Si l’entrepreneur principal garde le silence pendant ce délai de quinze jours, « il doit, faute d'avoir formulé un tel refus dans ce délai, être regardé comme ayant accepté définitivement la demande de paiement. Dès lors, le refus qu'il exprimerait après l'expiration du délai de quinze jours ne saurait constituer un refus motivé, au sens de ces dispositions ».
Après l’acception de la demande de paiement, qu’elle soit tacite ou expresse, le sous-traitant est en mesure de se prévaloir de son droit au paiement direct auprès du maitre d’ouvrage.
En l’espèce, la société Maugin a adressé deux demandes de paiement à la société S3C Construction.

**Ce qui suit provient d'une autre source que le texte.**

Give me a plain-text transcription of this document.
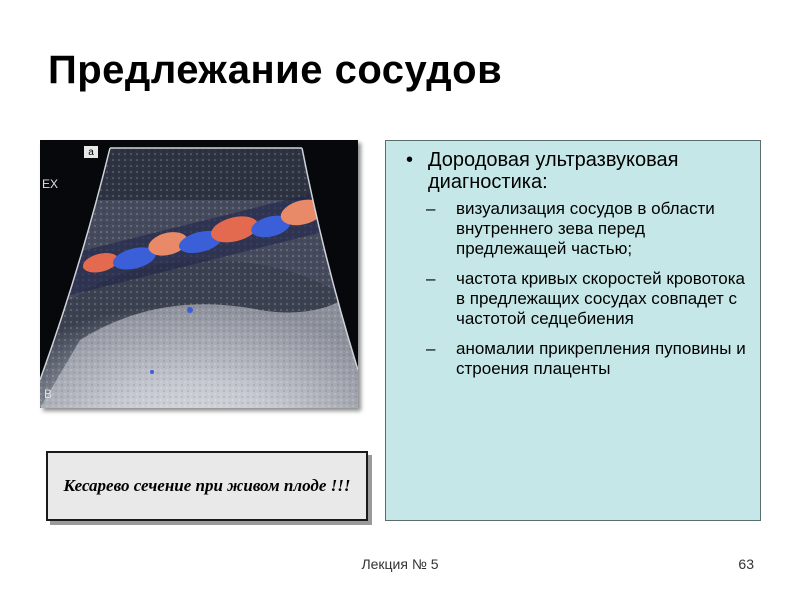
Предлежание сосудов
a
EX
B
Кесарево сечение при живом плоде !!!
• Дородовая ультразвуковая диагностика:
– визуализация сосудов в области внутреннего зева перед предлежащей частью;
– частота кривых скоростей кровотока в предлежащих сосудах совпадет с частотой седцебиения
– аномалии прикрепления пуповины и строения плаценты
Лекция № 5	63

La première demande de paiement du 3 février 2014 d’un montant de 34 913,79 euros HT a fait l’objet d’un refus dans le délai imparti. Or, la seconde demande de paiement du 9 avril 2014 portait sur un montant différent puisque la société Maugin avait accepté partiellement le bien fondé des moins-values. Quand bien même les factures avaient le même objet, elles ne portaient pas sur le même montant. La société S3C Construction devait alors adresser un courrier de refus motivé pour chacune de ces demandes de paiement. Autrement dit, le refus de la première demande de paiement est sans incidence sur la deuxième alors même qu’elles ont le même objet. Dès lors, la demande de paiement en date du 9 avril 2014 est réputée comme définitivement et surtout tacitement acceptée par le titulaire du marché.
C’est donc injustement que la commune de Viry-Châtillon a rejeté le droit au paiement direct du sous-traitant au motif que le titulaire du marché a refusé la demande de paiement du 3 février 2014.
La requête de la commune est donc rejetée par les 7ème et 2ème chambres réunies du Conseil d’État.